第6話

 ひたすらに静寂。そこにいたのはやはり彼であった。したがって電子マネーのエラー音とともに改札の半ばで停止した美秋はきょとんとする他なかった。

 その場にいるすべての人々が彼の方を向いていた。すぐに興味をなくした者、いまだ興味をそそられている者、危ぶんで友人と耳打つ者と、各々の取る行動は様々で、それゆえに美秋の受ける共感性羞恥は耐え難きものであった。

(馬鹿なの⁉)

しかし彼は臆することなくやって来て、「これでお別れなんて悲しいじゃないか。まだきみの名前も聞いていないのに。頼むよ、二千円以内ならなんでも食べていいから!」

(よぅし馬鹿だ、こいつ馬鹿だ!)

 恥ずかしさで全身が熱くなってきた美秋は棒立ちのまま、ひとりそう確信した。密かに握った拳は震え、耳は赤く染まり、視線も彷徨っている。閉じた口の中で舌がものすごい勢いで暴れ回ってもいる。

「三千円でもいい、だから待ってくれ。行かないでくれ」

見よ、彼のひたむきな眼差しと、二人の関係を知らない者からすれば安っぽい恋愛ドラマの撮影か、あるいは遠く離れてしまう悲劇的な男女かと勘違いされそうな光景を。

彼が明らかに自分の返事を待っている態勢だと察した美秋は声にもならない声、すなわち「うえー」の発音に似た音を不本意にも緩んだ唇から漏らして惑い、そのまま数十秒が経過してから、いまだ瞬きすら忘れている彼の肩に手を乗せてこう言った。

「とりあえずどっか行こっか、ね」

 これを聞いた彼の表情は明るくなり、またやや赤くもなり、「やった。そうだね、そうしよう」と何度も首を振って過剰な喜びを表現してみせた。これにも美秋は途轍もない恥ずかしさを覚えたが、なんなら彼の一挙手一投足がそうかもしれないと思ったが、今ばかりは世間の目を最優先にするべきだと判断して、そして彼の保護者にでもなったつもりで硬く目を閉じた。

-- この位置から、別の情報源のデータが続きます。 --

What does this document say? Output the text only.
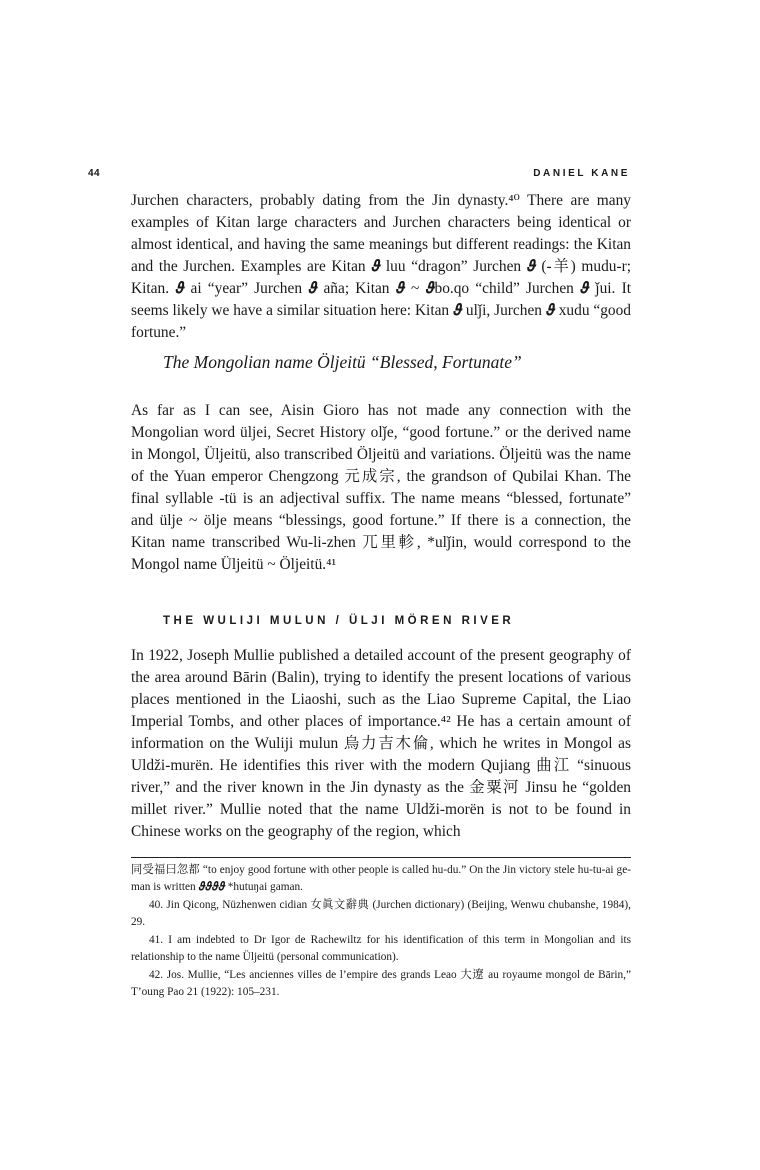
44	DANIEL KANE

Jurchen characters, probably dating from the Jin dynasty.⁴⁰ There are many examples of Kitan large characters and Jurchen characters being identical or almost identical, and having the same meanings but different readings: the Kitan and the Jurchen. Examples are Kitan 𝝑 luu “dragon” Jurchen 𝝑 (-羊) mudu-r; Kitan. 𝝑 ai “year” Jurchen 𝝑 aña; Kitan 𝝑 ~ 𝝑bo.qo “child” Jurchen 𝝑 ǰui. It seems likely we have a similar situation here: Kitan 𝝑 ulǰi, Jurchen 𝝑 xudu “good fortune.”

The Mongolian name Öljeitü “Blessed, Fortunate”

As far as I can see, Aisin Gioro has not made any connection with the Mongolian word üljei, Secret History olǰe, “good fortune.” or the derived name in Mongol, Üljeitü, also transcribed Öljeitü and variations. Öljeitü was the name of the Yuan emperor Chengzong 元成宗, the grandson of Qubilai Khan. The final syllable -tü is an adjectival suffix. The name means “blessed, fortunate” and ülje ~ ölje means “blessings, good fortune.” If there is a connection, the Kitan name transcribed Wu-li-zhen 兀里軫, *ulǰin, would correspond to the Mongol name Üljeitü ~ Öljeitü.⁴¹

THE WULIJI MULUN / ÜLJI MÖREN RIVER

In 1922, Joseph Mullie published a detailed account of the present geography of the area around Bārin (Balin), trying to identify the present locations of various places mentioned in the Liaoshi, such as the Liao Supreme Capital, the Liao Imperial Tombs, and other places of importance.⁴² He has a certain amount of information on the Wuliji mulun 烏力吉木倫, which he writes in Mongol as Uldži-murën. He identifies this river with the modern Qujiang 曲江 “sinuous river,” and the river known in the Jin dynasty as the 金粟河 Jinsu he “golden millet river.” Mullie noted that the name Uldži-morën is not to be found in Chinese works on the geography of the region, which

同受福曰忽都 “to enjoy good fortune with other people is called hu-du.” On the Jin victory stele hu-tu-ai ge-man is written 𝝑𝝑𝝑𝝑 *hutuŋai gaman.

40. Jin Qicong, Nüzhenwen cidian 女眞文辭典 (Jurchen dictionary) (Beijing, Wenwu chubanshe, 1984), 29.

41. I am indebted to Dr Igor de Rachewiltz for his identification of this term in Mongolian and its relationship to the name Üljeitü (personal communication).

42. Jos. Mullie, “Les anciennes villes de l’empire des grands Leao 大遼 au royaume mongol de Bārin,” T’oung Pao 21 (1922): 105–231.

 かくして近くのファミレスに入ったふたりはそこでお互いの名を名乗った。

彼は小笠旭といった。適当に自己紹介を済ました美秋とは違い、小笠の方は自分の名前に使われている漢字がどれなのかをたとえ話を添えて懇切丁寧に教えた。いちいち話が長かったので、美秋からすれば鬱陶しいだけであったが、その一方でよくもそんなに言葉のバリエーションがあるな、と小笠の無尽蔵とも言うべき語彙に感心してもいた。このわけは彼が目指している夢に関係していた。

「へえ、作家志望」

「まだまだ未来は真っ暗だよ。なりたい意志はあるけど俺には色々なものが足りてないんだ」

「そうなの」

「そうとも。文章力、知識、文脈、環境、時間……ぜんぜん足りてない。ほら、よくあるじゃないか、世界観とか人物の設定が凝っている割にストーリーが薄味な作品。今の俺が書き始めたらこうなってしまうのは目に見えているんだよ」

「大変そうだね」

 ストローを噛み、けだるそうに頬杖をついて相槌を返していた美秋は、ふとガラスのコップが氷だけになっているのに気付いて、「なんでもいいから持ってきて」と頼んだ。かなり不躾な要求であったが、小笠は苦言ひとつ吐かずに席を立った。とはいえ彼の話にまったく関心がないわけではなく、美秋にも思うことがあった。

(こっちからすればあいつは充分に夢を追える状態なんだけどなぁ。普通に話し上手だし、あの様子じゃ本とか映画とか沢山観てるんだろうし。なんだか馬鹿にされてる気分。あれか、わたしは天才の悩みに直面しているのか。おい、凡人になにを求める気だ)

 おそれと不満を募らせていると、美秋のもとに山盛りのポテトフライが運ばれてきた。彼女の大好物だった。たったこれだけの出来事であるが、店員に礼を述べた美秋には心なしか物事に対する余裕が生まれたように見え、ポテトを一本つまみながらこのような結論に達した。

(奢ってもらうんだし、収穫ゼロで帰らせるのはやばいか)

 やがて旭がオレンジジュースをなみなみ注いで戻ってくると、彼が話を再開してしまう前に美秋は口火を切った。

「あのさ、思ったんだけどさ、小笠って短編でも長編でも何かしら書き上げたことあんの?」

「どうしたんだい藪から棒に。まさか、きみも書いてみたくなったとか」

「いいから、どうなん」

 なんの気なしに尋ねたのではなく、ちゃんとした意図があるからこそ美秋がこの問いを投げてきたことを即座に理解した小笠は、ひどく決まりが悪そうな顔をして鼻の辺りを手で覆った。美秋はじっと彼が答えるのを待った。